Words

Phone Etiquette

Late one Friday night while pursuing my undergraduate degree, I received a strange and terrifying phone call.

Alas, I wasn’t home to hear it in person.

Upon hearing the message left on my answering machine, I believe it was meant to be threatening; however, for a communication directed at a writerly person, it was oddly lacking in the qualities a person nearly in possession of a degree in English Literature would notice most.

Let me explain by repeating the text of the call. Before you read, I wish to warn the easily offended and faint of heart that this is a script of vulgar and demeaning language. Even after being censored for printing, it retains a surprising amount of acidic potency:

“What’s up, <female dog>?
“I’m coming for you, <Oedipus complex-sufferer. >
“I’m coming for you.
“I heard you like <homosexual relations>, you <active homosexual>,
“I don’t like that so much, you <alternative word for homosexual>.
“I’m gonna come for you,
“I’m gonna beat your <buttocks>, <female dog>!”

I think this is clearly coming from a very confused person. Look at the first line, where the speaker (lets call him “Dope”) used a word meaning “female dog” to address me. Am I supposed to be a girl? Did he have the wrong number? Is this meant to be sexy: a playful, growling prank?

Let us not jump to conclusions too soon.

Later, he not only referred to me as engaged in an Oedipus complex, but as a full homosexual. We now know he did not mean to contact a female of his acquaintance, but that he is confused about my identity as a sexual entity. Apparently, he’s not only confused to MY gender role, but seems to be questioning his own, since he stated that he would “beat my <buttocks>, <female dog>” after clearly placing my sexuality in the homoerotic sphere.

This not only leaves me confused as to where he places me, it makes me wonder if “Dope” is trying to sort through some complex internal issues. Could this phone message actually be some sort of backhanded, misunderstood valentine?

This would seem the case, since I have trouble finding the detracting element; that is, the condition that so prompted him to make this call. He only implied that I am homosexual (I suppose it could be seen as an insult, but only in some sort of imbecilic, ancient, utterly troglodytic kind of way).

Once homosexuality was established, Dope turned to the second part of that assertion, where he claimed I’m good enough to be quite popular as a sexual partner. Said he, “I don’t like that so much.” I now find myself in an even MORE embarrassing position. If this suitor ever makes himself apparent to me, is he going to ask me to “be exclusive?” To “go steady?”

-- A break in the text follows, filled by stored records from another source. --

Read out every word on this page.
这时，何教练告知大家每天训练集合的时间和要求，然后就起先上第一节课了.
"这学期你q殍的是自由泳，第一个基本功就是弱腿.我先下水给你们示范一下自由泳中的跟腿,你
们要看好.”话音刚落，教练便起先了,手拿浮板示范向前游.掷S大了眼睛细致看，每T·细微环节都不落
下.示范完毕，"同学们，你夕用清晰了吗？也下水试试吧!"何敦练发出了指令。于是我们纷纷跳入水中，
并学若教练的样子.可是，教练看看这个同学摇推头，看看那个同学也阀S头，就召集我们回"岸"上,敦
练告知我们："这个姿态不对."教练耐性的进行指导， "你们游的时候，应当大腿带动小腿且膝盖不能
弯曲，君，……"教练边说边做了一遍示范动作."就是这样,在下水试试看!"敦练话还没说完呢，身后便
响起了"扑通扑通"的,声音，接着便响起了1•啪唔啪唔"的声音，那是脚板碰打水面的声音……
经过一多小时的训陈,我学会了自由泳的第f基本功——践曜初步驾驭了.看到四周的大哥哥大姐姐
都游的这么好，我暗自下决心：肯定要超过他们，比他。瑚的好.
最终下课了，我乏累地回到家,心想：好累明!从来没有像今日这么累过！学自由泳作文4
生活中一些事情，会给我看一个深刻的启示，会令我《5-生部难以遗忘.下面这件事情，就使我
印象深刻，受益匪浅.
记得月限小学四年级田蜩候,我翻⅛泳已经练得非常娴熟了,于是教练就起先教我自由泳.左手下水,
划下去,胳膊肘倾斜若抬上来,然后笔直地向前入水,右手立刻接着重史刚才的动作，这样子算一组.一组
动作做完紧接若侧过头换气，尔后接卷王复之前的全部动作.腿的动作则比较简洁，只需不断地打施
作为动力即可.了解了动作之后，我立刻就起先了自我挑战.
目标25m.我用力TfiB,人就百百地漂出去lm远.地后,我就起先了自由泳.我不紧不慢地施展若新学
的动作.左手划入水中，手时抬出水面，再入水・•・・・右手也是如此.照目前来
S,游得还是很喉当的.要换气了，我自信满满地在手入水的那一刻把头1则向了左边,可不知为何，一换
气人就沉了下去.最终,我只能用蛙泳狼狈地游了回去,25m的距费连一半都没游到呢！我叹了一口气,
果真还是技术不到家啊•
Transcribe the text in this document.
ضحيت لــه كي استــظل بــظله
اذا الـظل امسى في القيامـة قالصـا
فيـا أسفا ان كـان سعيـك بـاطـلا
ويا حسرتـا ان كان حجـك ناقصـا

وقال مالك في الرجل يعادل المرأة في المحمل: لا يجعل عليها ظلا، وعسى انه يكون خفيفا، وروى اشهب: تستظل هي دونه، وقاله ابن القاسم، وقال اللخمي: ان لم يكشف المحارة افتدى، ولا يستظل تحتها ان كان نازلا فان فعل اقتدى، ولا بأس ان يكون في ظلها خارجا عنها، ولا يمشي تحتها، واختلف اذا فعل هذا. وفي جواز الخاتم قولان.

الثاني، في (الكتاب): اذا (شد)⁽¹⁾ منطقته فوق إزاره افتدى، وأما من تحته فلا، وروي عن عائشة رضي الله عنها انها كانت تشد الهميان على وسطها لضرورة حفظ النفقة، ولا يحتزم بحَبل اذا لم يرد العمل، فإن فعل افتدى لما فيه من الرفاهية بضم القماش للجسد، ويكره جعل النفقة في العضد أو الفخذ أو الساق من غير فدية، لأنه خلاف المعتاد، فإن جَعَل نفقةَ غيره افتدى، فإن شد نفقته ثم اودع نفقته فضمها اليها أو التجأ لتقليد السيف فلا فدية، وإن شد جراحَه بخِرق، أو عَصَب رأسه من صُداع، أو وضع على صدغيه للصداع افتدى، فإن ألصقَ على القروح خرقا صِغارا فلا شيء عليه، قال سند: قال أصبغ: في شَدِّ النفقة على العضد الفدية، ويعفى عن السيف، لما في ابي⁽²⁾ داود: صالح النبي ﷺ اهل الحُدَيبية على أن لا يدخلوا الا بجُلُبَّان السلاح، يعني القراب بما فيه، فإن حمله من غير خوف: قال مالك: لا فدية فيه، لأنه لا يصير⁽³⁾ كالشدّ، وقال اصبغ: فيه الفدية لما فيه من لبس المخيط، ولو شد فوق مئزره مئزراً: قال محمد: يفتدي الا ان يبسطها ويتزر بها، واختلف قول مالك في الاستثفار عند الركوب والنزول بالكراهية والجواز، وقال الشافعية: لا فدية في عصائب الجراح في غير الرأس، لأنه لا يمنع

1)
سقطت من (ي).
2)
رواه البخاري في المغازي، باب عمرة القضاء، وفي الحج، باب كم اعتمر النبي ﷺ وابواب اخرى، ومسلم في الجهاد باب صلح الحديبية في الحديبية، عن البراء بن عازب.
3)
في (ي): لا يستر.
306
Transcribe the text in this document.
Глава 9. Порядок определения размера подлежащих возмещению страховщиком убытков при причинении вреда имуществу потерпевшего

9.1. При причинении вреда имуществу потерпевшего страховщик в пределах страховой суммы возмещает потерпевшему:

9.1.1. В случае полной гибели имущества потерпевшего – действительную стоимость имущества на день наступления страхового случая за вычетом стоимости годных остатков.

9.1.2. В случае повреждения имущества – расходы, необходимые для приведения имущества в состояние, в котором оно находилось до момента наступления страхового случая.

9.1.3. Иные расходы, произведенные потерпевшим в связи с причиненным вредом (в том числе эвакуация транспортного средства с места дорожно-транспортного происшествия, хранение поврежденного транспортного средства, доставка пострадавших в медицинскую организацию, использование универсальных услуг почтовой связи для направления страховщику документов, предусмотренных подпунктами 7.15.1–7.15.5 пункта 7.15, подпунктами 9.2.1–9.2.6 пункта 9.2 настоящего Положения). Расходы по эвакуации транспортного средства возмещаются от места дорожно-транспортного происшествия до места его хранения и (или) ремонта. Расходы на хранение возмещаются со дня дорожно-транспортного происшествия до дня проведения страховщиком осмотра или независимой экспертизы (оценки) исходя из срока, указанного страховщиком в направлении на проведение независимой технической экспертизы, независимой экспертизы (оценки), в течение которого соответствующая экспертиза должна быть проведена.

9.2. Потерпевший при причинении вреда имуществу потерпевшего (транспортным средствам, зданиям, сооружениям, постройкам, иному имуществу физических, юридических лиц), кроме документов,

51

However, I find the choice of a term referring to me as a female DOG to harm this particular theory. After all, if Dope was attracted to me, even subliminally, why choose “dog” as a term with which to distinguish me? (“Dog” being a term not known, despite those animals’ grace and value as partners, to be used when referring to someone of great beauty.)

If this is enough to remove the “Valentine” theory, let’s go back to “Inept Threat” theory. I mean it when I say “inept,” too. If this is a threat, it has no didactic purpose. To be an effective threat, there has some sort of reference to the action that precipitated this call. Example: “Keep talking to the judge, Tony, and you’ll sleep with the fishies.”

The only item that could be seen as such in this particular communication is that I am gay (which we’ve already discounted) or that I have an active sex life (which brings us back to the valentine.) I suppose it could be coming from an outraged Catholic Avenger with a halo and cape permanently affixed… yet I am somehow reticent to follow this line of thought.

Maybe Dope simply had a grudge against a female dog with a telephone. Maybe he was trying to hit on a member of Snoopy’s family, since that beagle always seemed to have a fairly complex living arrangement with several amenities. I seem to recall that in the eighties we were told he had a number of equally complex and varied siblings from his litter. Should I contact the estate of Charles Schultz for pending legal action, or at least warn them to petition for a restraining order? It was a drunk-sounding voice… What if this is the voice of someone whose steroid-addled visage becomes enraged while intoxicated?

Some might say this is just a facet of college life and that these things “happen all the time.” And, indeed, this may be true.

My response to such a line of permissive extrapolation is to state that I am attending an institution of higher education. All life experiences here should serve as educational, and I feel that if I can not only learn but also spread learning to my fellow students I have succeeded in enriching their college careers.

If there is one lesson that I hope is gained from my experience, it is an example of how dangerous it is to screw with a man who is studying deconstructionism.